İnsan psikolojisinin gelişimini zaman açısından ele alırsak geçmişe ve geleceğe endeksli iki insan tipinin karşımıza çıktığını görürüz. Bizim insan tipimiz, maalesef geleceğe odaklı olmaktan ziyade geçmişe bakan yetiştirme tarzının bir ürünüdür.
Geçmişe bakan insanın duyguları, düşünceleri, , davranışları ve tutumları da geçmişe tezahür ettiren yansımalardan başka bir şey değldirler. Geçmişe bakan insan, geçmişin olup bitmis, çok uzaklara ait belirsiz bir hatıradan başka bir sey olduğunu kabul etmez. Onun için en büyük erdem, geçmisi devam ettirmektir. Geçmişin şu anda yaşatılması, onun hayatının en büyük değeri ve amacıdır.
TARİH VE KUTSALLIK DENKLEMİ
Tarih, geçmişe endeksli biri için insan tecrubesini anlamlandırma ve değerlendirme çabası olmaktan ziyade yaşatılması gereken bir kutsaldır. Başka bir ifade ile o, kutsalın tecrübesini tarihi tecrübe etmekle özdeşleştirir. Tarih ve kutsal aynı şeylerdir. Tarih ve kutsalı bütünleştirmeyi, tarih bilincinin bir gereği olarak yüceltir ve savunur.

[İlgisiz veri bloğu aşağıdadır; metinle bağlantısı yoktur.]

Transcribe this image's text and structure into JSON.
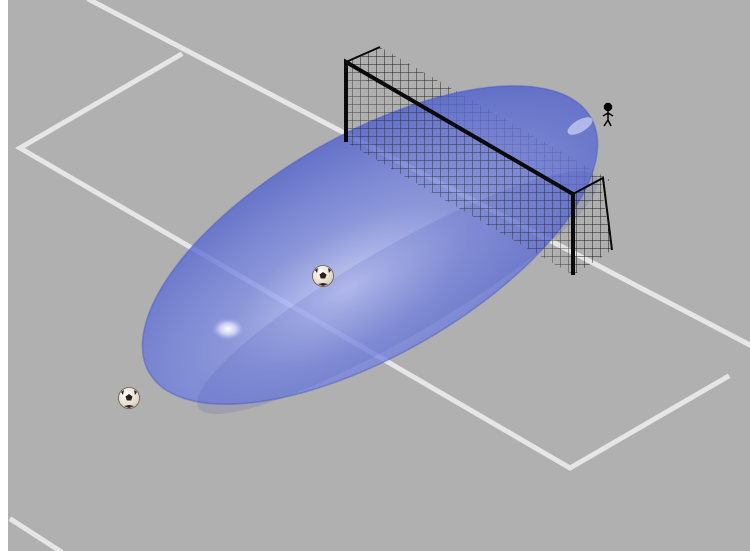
{
  "scene": {
    "description_none": "",
    "colors": {
      "pitch": "#b0b0b0",
      "pitch_lines": "#e4e4e4",
      "balloon": "#5a6fd6",
      "goal_frame": "#0a0a0a",
      "goal_net": "#1a1a1a",
      "ball_white": "#f4efe6",
      "ball_black": "#2a1f1a"
    },
    "objects": {
      "pitch": "grey-pitch-surface",
      "markings": "white-field-lines",
      "airship": "translucent-blue-ellipsoid",
      "goal": "black-goal-with-net",
      "balls": [
        "soccer-ball",
        "soccer-ball"
      ],
      "figure": "stick-figure"
    }
  }
}
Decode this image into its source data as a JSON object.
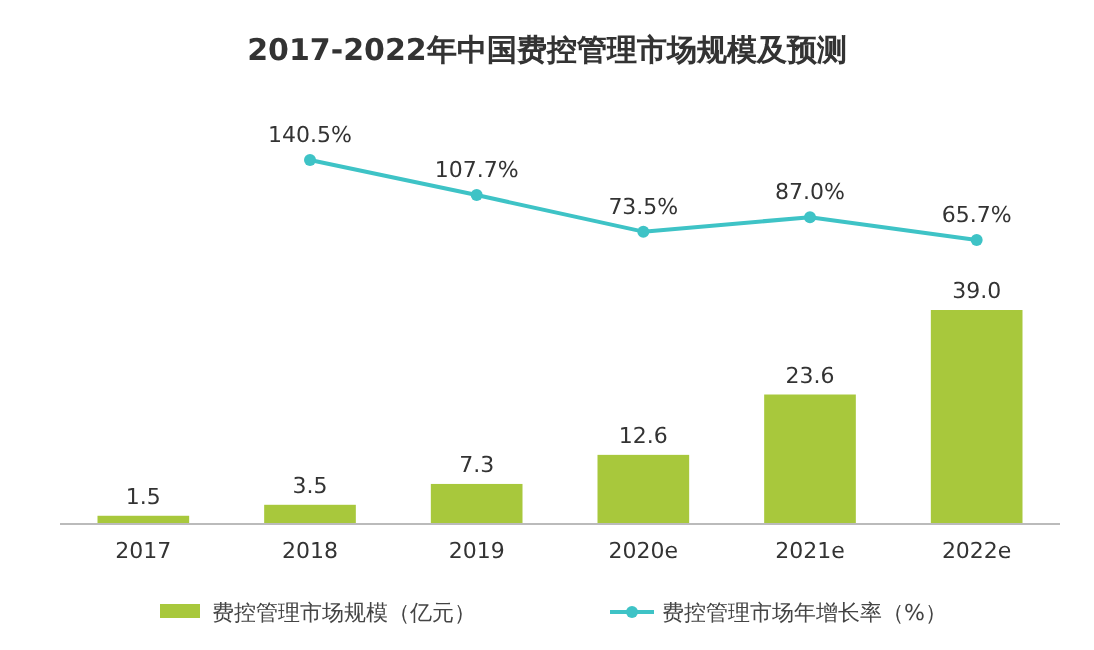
{
  "chart_data": [
    {
      "type": "line",
      "title": "2017-2022年中国费控管理市场规模及预测",
      "categories": [
        null,
        null,
        null,
        null,
        null,
        null
      ],
      "series": [
        {
          "name": "费控管理市场年增长率（%）",
          "color": "#3ec3c6",
          "values": [
            null,
            140.5,
            107.7,
            73.5,
            87.0,
            65.7
          ],
          "value_labels": [
            null,
            "140.5%",
            "107.7%",
            "73.5%",
            "87.0%",
            "65.7%"
          ]
        }
      ],
      "marker": "circle",
      "legend": "bottom",
      "tick_labels": false
    },
    {
      "type": "bar",
      "categories": [
        "2017",
        "2018",
        "2019",
        "2020e",
        "2021e",
        "2022e"
      ],
      "series": [
        {
          "name": "费控管理市场规模（亿元）",
          "color": "#a8c83c",
          "values": [
            1.5,
            3.5,
            7.3,
            12.6,
            23.6,
            39.0
          ],
          "value_labels": [
            "1.5",
            "3.5",
            "7.3",
            "12.6",
            "23.6",
            "39.0"
          ]
        }
      ],
      "legend": "bottom",
      "tick_labels": "x"
    }
  ]
}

Hayatı ve insanı konuşmaya, maalesef tarihi ve geçmişi konuşmaya ve tartışmaya düşkün olduğumuz gibi düşkün değiliz. Tarihi konuşmuyoruz. Aslında tarihteki hayatı yaşamak istiyoruz.
Hep tarih konuşan ve tartışan bir toplum olduk. Daha doğrusu tarihi konuşmayı başaramıyoruz. Tarihi konuşmak yerine tarihe abartılı ve aşkın değerler atfetme konusunda birbirimizle sonu gelmez bir yarış içerisindeyiz.
Tarihe dair her seyi, hemen sonu gelmez tartışmalar yapmaya musait hale getiriyoruz. ‘Mustafa’, ‘Hür Adam’ ve ‘Muhtesem Yüzyıl’ dizi ve filmlerine dair yaptığımız tartışmalar, aslında ne kadar kendi resmi tarihimizin konforunda yaşsamaya düşkün olduğumuzu ortaya koymaktadır. Kendi resmi tarihlerimizin dışındaki tasavvurlar ortaya çıktığında konforumuzun bozulduğunu ve rahatsız olduğumuzu fark ediyoruz. Başka bir ifade ile bizi resmi tarihlerimiz provoke etmekte ve kışkırtmaktadır. Tarihin provokatif bir gücü olması, aslında bir türlu atlatamadığımız çocukluk hastalığııin bütün duygu, düşünce ve davranış dünyamıza sindiğini göstermektedir.
TARİHLE BARIŞMANIN YOLU
Psikolojik açıdan olgunlaşmış bireyler, hayatlarını bir çocuk olarak yaşayanlar değil, çocukluklarını arkada bırakarak yeni hayatlar kurabilenlerdir. Çocukluğun konforu bizi çocuksu bıruktığı gibi, kendi resmi tarihlerimizin konforuda hayatı, bugünü ve yarını kaçırmamıza neden olmaktadır. Olgun insanlar tarihi bugün yaşama çabasında değildirler ya da tarihin konforlu odalarına kendilerini haspetmekle hayatlarını ve kendilerini tüketmezler. Onlar tarihi günümüzde yaşamak yerine, zamanın insanı olma iddiasındadırlar. Zamanı inşa etmek hepimizin önündeki en büyük meydan okumadır. Zamanı inşa etmek gibi ağır ve çetin bir meydan okuma karşısında ürken, korkan ve kaçan bizler tarihe sığınan çocuklar olmamalıyız. Zamanı inşa etme şeklindeki büyük meydan okumaya olgunlukla ve derinlikli karşılıklar vermeliyiz. Tarihin konforlu odalarından çıkıp bugünün rahatsız edici dünyasıyla yüzleşme cesareti gösterenler, duygu, düşünce ve davranış düzeyinde rahatsız olma pahasına özgürce ve tutkuyla bugüne ve yarına, yani insana ve hayata sarılanlar zamanın inşa edicileri olabilirler. Tarihin tutsaklığından kurtulmanın yolu, rahatsız olma pahasına bugünu yaşayarak olgunlaşmaktır.